MySQL 5 is scheduled to come out of beta next month, and we're going to
be looking at upgrading sometime in the coming months. Among other
things we're probably going to want to start making use of the support
for Unicode collation, so we can get better sorting and perhaps use it
for case-insensitive matching.
There is however a compatibility issue: MySQL's Unicode support is
limited to the 16-bit character range (basic multilingual plane), both
for ucs2 and utf8 storage modes.
Characters beyond the BMP are relatively rare, but they do occur. Mostly
in there are ancient/dead scripts, some invented scripts, and a bunch of
rare Han characters which sometimes turn up in Chinese and Japanese.

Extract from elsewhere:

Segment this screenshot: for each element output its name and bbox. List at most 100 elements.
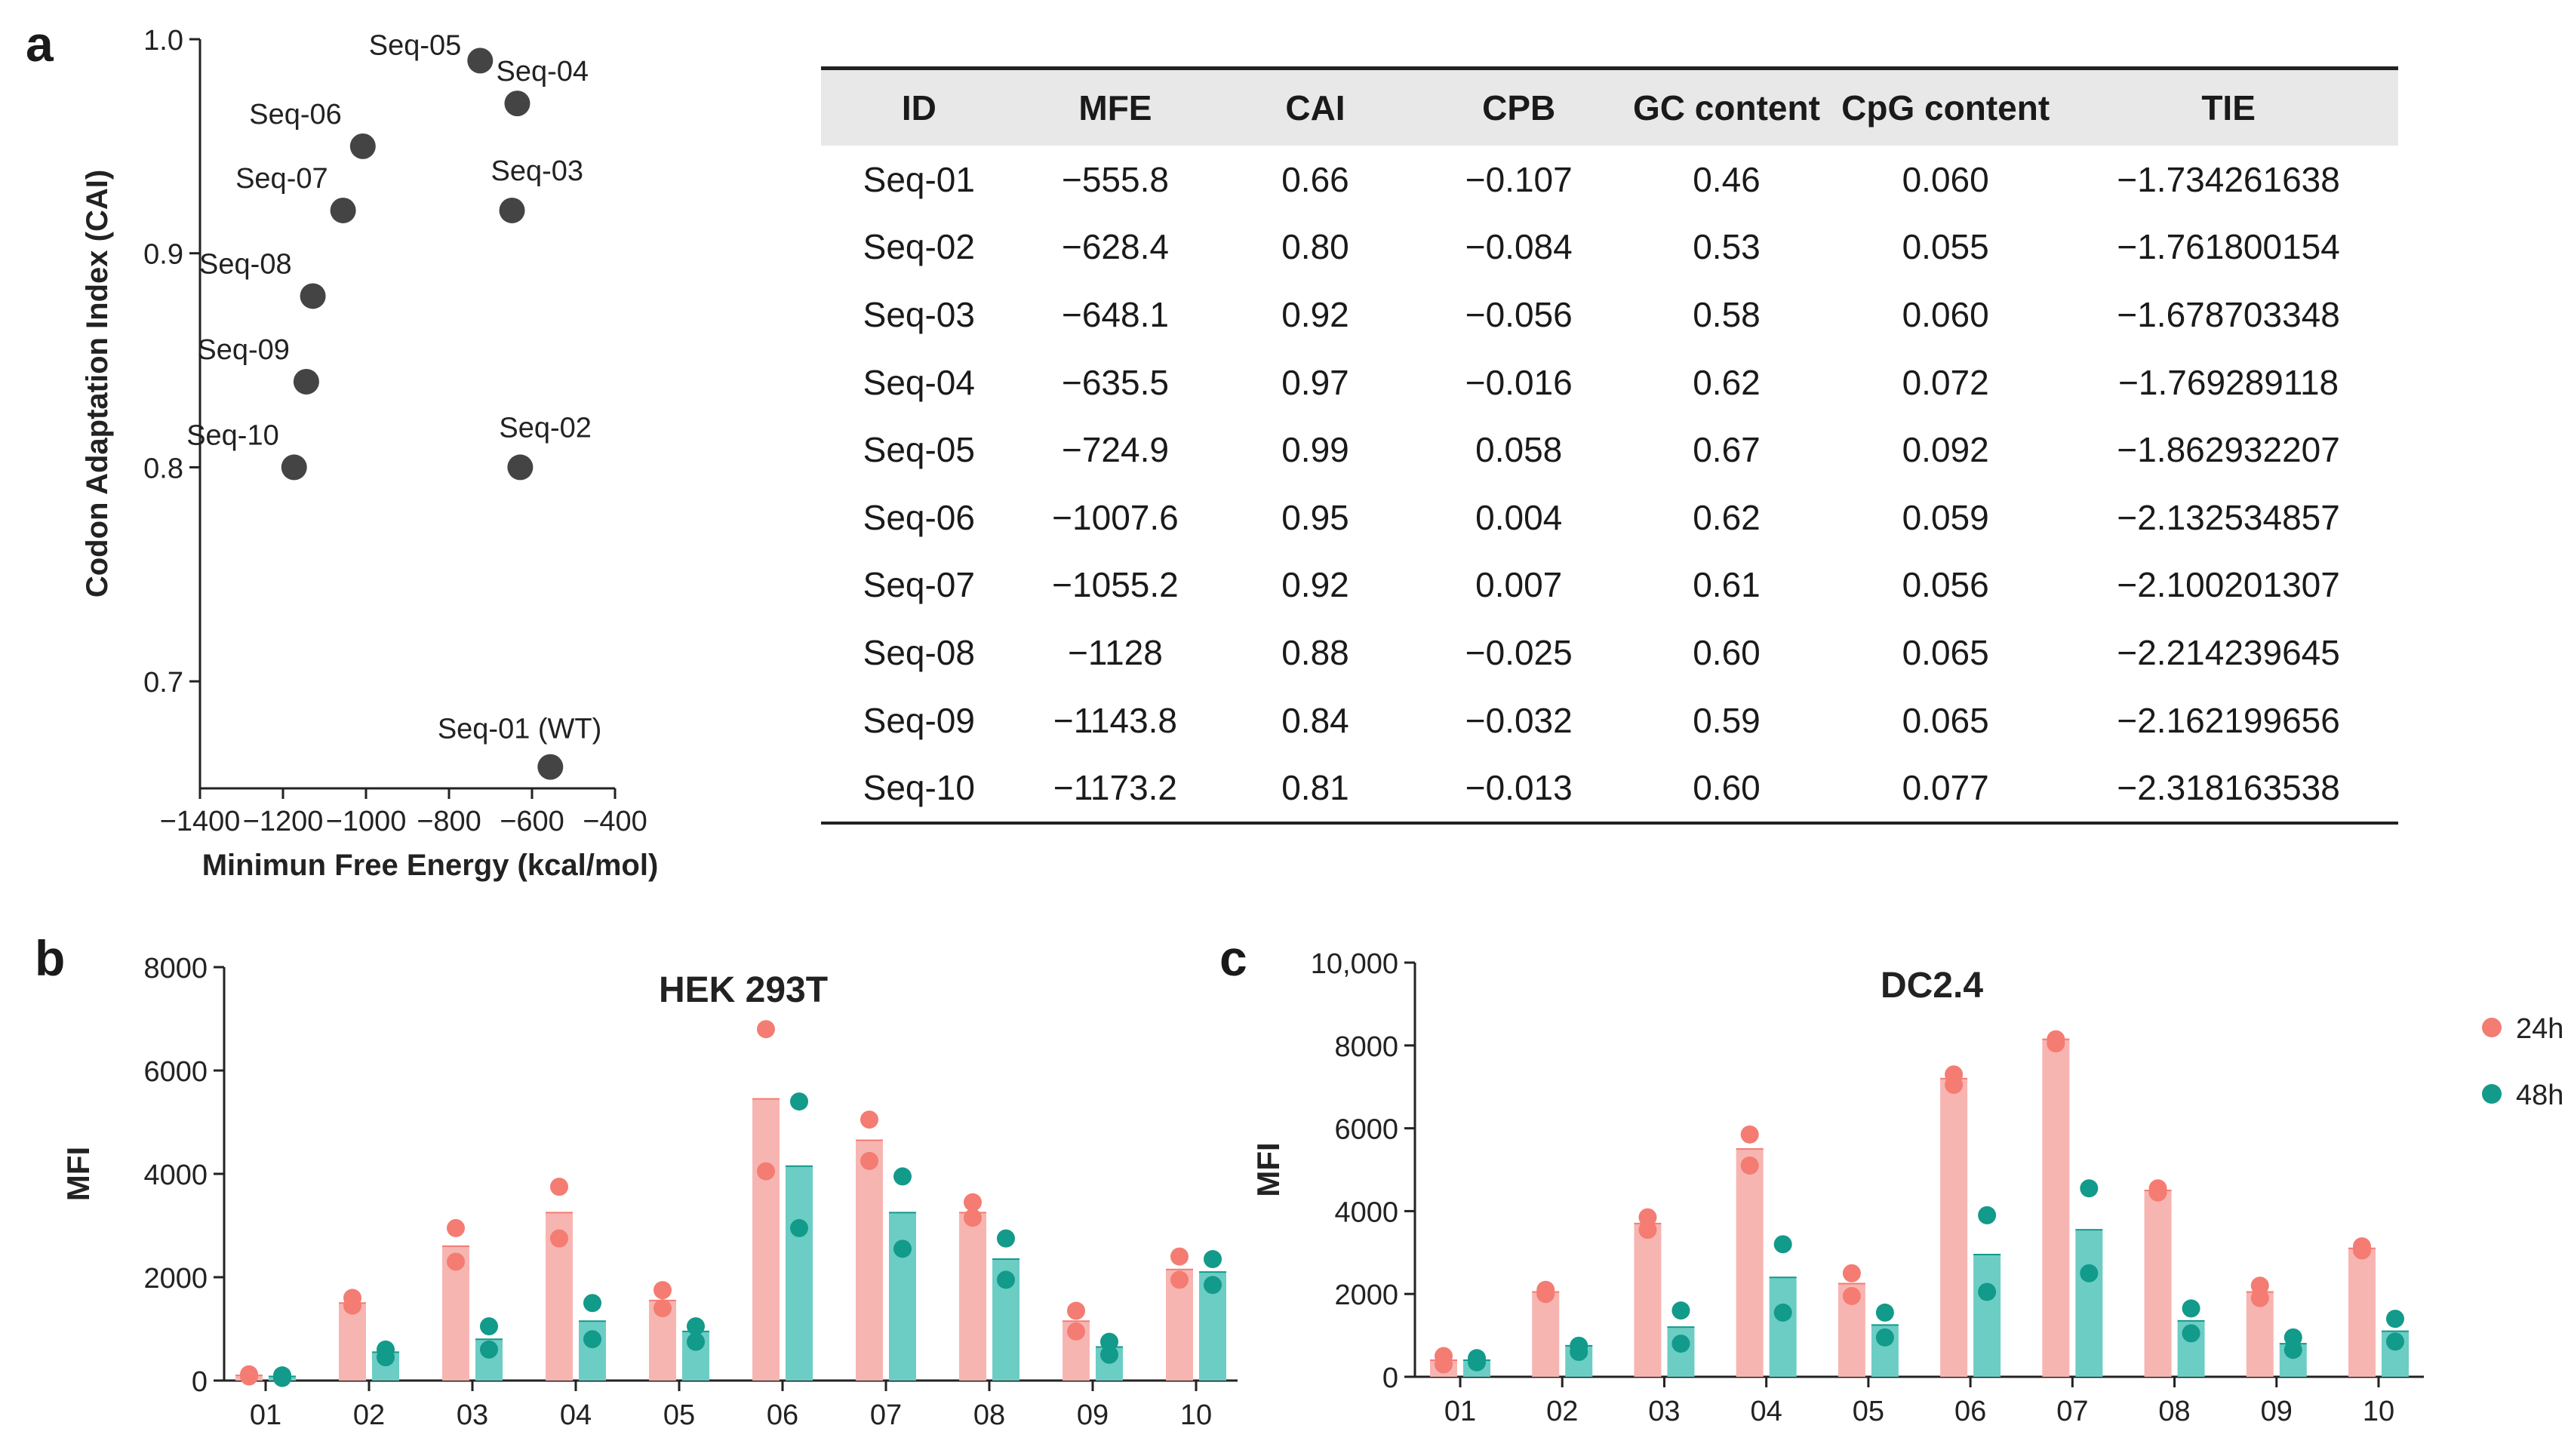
replicate-dot-24h: [2148, 1179, 2167, 1198]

This won't affect page _contents_; our content is stored in binary blobs
and can have any wacky characters we want. But to support these high
characters in page titles, usernames, and such might require jumping
through a lot of hoops.
It would be relatively simple to disable use of titles and usernames
with these high characters; to assess possible impact I did a check
through all our current wikis and found 99 extant pages:
43 in
en.wiktionary.org
31 in
got.wikipedia.org
10 in
la.wiktionary.org
9 in
zh.wikipedia.org
3 in
so.wikipedia.org
1 in
en.wikibooks.org
1 in
ja.wikipedia.org
1 in
nl.wikibooks.org
I've put the full list of pages here:
http://meta.wikimedia.org/wiki/User:Brion_VIBBER/Unicode_high_chars
Most of the en.wiktionary entries are individual letters in the Deseret
and Shavian alphabets (invented alphabets for English; historical
curiosities).
The Gothic alphabet is entirely in the high-character area, but it's a
long-dead language and not exactly an active wiki. Perhaps we should
just close it down...
Latin Wiktionary contains several Gothic terms...
The Chinese Wikipedia contains several apparently legitimate articles
(from what I can tell) using high characters; these might have to be
moved. The Japanese Wikipedia has one redirect with such a character.
The Somali Wikipedia contains three one-sentence stub pages pages using
the Osmanya script; Omniglot's article on it says this script is no
longer in use since adoption of the Latin alphabet in 1972.
English Wikibooks has a user account with a Gothic-script name, which
has edited a number of pages about the Gothic language and has a user page.
Dutch Wikibooks has one Gothic-titled redirect.
-- brion vibber (brion @
pobox.com)